One of the darker ironies is that in the 1960s, Jentzsch testified to the Anderson Inquiry in Australia as to the medical benefits of Scientology. She thought that “illnesses such as colds, 'flu and heart trouble and some mental disorders could be cured by scientology, and that it was possible to proof against the strain of physical and mental illness.” (Chapter 19, “The Healing Claims of Scientology”). At the time she was known as Yvonne Doreen Gillham (she was married to Peter Francis Gillham)
[9] You can find Whitfield's account of Carol’s death in paras 233-238 of her affidavit.
[10] Hubbard Communications Office Bulletin, April 20, 1972; this also features on p326 of the Dianetics and Scientology Technical Dictionary. My thanks to “Hubbard’s Mushroom” for putting me on the right track.
[11] Curiously, No Sympathy rates a little higher on the Tone Scale, at 1.2.

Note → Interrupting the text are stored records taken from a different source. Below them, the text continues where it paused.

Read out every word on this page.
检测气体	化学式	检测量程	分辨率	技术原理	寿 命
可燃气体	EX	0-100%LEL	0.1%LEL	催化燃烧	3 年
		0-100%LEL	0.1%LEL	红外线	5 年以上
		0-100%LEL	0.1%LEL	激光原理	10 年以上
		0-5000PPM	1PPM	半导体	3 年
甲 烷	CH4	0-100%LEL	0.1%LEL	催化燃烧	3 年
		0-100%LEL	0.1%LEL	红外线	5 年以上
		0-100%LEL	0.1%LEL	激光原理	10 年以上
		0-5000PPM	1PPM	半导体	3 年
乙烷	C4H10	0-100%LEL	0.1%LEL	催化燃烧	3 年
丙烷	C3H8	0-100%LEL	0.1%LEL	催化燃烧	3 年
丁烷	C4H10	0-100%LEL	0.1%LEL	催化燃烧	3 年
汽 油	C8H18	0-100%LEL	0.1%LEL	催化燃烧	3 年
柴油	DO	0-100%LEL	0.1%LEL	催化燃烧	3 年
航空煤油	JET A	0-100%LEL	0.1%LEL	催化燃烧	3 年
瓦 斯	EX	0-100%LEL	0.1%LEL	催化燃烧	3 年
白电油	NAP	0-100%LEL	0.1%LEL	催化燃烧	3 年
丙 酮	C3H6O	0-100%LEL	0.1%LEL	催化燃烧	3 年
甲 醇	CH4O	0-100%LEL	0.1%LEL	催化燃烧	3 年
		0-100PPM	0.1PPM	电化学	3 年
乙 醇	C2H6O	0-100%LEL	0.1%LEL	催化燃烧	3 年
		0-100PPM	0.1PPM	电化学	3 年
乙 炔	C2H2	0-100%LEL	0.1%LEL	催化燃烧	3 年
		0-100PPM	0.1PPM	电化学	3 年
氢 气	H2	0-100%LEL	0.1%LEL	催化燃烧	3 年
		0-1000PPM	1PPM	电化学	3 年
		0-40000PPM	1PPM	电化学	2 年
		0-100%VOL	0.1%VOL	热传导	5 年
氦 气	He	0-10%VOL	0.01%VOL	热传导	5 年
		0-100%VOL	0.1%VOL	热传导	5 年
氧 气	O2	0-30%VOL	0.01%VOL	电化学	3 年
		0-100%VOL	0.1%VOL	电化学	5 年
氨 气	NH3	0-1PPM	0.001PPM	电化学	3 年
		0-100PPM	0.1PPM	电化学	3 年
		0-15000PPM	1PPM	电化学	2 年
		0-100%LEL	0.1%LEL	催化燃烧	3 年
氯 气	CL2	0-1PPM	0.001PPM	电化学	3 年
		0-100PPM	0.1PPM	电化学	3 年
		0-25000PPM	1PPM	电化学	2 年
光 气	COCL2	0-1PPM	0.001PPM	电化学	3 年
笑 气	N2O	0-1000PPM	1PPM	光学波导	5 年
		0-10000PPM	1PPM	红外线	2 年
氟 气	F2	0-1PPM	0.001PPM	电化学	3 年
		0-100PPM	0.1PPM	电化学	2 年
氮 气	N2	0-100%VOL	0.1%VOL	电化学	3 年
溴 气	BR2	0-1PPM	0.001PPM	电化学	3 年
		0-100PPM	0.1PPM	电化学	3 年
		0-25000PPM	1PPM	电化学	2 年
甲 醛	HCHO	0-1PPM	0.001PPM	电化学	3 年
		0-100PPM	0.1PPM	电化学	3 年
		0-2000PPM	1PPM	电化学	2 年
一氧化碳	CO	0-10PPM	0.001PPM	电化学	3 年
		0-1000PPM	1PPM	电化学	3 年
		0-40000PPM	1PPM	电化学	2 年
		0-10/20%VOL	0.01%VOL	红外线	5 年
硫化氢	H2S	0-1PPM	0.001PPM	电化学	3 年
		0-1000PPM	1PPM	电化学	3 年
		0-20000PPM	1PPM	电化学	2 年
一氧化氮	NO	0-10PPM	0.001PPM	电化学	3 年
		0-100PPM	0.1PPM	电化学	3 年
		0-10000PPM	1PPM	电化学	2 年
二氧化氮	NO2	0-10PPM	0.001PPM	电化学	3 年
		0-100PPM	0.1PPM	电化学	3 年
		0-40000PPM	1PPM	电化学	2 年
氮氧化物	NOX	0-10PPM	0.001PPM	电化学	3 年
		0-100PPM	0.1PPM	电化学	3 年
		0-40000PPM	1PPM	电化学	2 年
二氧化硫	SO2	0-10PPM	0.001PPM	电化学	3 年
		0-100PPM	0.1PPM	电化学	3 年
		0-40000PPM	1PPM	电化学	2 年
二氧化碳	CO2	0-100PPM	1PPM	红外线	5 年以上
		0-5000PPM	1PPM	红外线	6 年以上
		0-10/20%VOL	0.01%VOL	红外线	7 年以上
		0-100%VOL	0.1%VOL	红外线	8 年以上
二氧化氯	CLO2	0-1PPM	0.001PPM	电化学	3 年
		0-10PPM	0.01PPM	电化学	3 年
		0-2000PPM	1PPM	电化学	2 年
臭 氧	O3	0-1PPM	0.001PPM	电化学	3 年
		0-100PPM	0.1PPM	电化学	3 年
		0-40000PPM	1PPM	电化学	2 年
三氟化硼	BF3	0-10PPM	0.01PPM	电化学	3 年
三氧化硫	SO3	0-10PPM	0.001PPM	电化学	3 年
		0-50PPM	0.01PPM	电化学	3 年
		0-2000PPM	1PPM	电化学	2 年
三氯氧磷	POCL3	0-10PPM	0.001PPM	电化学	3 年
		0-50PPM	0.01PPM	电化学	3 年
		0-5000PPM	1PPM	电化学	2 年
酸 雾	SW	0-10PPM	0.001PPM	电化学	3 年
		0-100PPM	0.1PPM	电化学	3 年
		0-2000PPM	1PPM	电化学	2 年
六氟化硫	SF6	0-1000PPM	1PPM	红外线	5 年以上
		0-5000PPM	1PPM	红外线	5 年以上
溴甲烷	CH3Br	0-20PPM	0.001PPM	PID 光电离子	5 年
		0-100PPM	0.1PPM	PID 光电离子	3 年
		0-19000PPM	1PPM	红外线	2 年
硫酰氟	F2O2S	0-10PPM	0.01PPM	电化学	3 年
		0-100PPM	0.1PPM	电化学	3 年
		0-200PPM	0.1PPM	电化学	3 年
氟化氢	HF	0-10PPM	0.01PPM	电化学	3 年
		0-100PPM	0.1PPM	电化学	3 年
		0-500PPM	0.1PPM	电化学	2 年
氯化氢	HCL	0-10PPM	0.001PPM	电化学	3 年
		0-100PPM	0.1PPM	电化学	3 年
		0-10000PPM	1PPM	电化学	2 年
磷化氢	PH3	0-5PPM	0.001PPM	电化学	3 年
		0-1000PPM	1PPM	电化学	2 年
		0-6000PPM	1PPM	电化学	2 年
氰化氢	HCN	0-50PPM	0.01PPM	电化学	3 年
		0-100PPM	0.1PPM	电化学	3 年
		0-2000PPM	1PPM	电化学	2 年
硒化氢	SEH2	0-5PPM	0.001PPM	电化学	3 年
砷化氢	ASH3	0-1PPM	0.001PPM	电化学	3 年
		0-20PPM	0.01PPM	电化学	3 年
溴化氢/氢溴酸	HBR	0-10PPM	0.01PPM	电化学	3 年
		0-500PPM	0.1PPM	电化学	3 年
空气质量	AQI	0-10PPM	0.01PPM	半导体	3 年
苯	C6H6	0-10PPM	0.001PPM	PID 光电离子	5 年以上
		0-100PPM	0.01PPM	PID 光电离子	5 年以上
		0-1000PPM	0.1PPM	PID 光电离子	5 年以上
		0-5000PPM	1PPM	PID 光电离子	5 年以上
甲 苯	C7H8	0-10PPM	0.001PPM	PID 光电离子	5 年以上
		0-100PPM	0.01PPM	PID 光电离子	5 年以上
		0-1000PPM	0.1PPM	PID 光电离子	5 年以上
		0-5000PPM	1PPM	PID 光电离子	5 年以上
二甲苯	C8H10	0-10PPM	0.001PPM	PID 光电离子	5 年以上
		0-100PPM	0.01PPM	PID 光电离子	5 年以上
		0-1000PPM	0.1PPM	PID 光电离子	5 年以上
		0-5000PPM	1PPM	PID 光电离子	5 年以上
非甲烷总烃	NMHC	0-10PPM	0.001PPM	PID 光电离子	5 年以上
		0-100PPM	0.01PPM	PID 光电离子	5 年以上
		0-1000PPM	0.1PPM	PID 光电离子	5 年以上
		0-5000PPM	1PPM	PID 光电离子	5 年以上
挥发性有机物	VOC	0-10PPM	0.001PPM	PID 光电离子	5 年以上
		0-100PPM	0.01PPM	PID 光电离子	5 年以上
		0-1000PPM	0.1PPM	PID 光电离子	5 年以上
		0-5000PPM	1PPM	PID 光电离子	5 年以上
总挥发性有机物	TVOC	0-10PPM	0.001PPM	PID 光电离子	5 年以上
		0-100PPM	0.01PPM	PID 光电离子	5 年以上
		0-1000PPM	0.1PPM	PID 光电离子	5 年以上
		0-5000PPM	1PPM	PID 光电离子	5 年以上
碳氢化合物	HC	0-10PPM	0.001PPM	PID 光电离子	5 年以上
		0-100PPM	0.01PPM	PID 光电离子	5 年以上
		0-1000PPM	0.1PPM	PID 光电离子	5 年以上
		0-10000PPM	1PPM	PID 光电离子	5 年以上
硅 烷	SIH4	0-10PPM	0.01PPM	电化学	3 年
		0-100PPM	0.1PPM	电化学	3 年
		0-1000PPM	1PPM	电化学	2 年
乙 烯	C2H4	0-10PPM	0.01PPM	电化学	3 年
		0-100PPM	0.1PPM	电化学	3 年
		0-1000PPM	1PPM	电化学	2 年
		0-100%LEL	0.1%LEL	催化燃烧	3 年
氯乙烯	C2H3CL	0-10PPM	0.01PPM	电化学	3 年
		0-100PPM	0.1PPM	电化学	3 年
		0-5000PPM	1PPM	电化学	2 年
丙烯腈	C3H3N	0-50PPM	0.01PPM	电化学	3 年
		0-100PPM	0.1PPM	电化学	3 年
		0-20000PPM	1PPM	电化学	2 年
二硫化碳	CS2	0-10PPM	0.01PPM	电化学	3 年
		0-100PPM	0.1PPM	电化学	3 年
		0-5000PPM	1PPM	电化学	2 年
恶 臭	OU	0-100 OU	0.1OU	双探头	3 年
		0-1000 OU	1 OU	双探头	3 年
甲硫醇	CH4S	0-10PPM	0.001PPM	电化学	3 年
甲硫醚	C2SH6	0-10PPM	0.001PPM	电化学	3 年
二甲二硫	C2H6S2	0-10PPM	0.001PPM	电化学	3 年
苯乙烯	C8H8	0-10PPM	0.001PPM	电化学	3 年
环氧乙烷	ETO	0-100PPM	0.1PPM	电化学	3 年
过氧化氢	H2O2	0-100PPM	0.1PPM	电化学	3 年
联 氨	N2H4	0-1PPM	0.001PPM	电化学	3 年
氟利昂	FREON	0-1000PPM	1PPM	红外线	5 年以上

  1. All the Young Dudes12 January 2010 at 05:59

    Thanks for you journalistic works. They are much appreciated!

  2. The Anderson Report had it so right, it's still a top reference work when it comes to independent assessment of Scientology.

    The Age (Jun 3, 1964): "'Utter ignorance' of physics in Scientology writings / Doctor tells inquiry":

    "A doctor told the scientology inquiry yesterday that writings by scientology leader L. R. Hubbard showed 'complete and utter ignorance of physics, medical science, and medicine."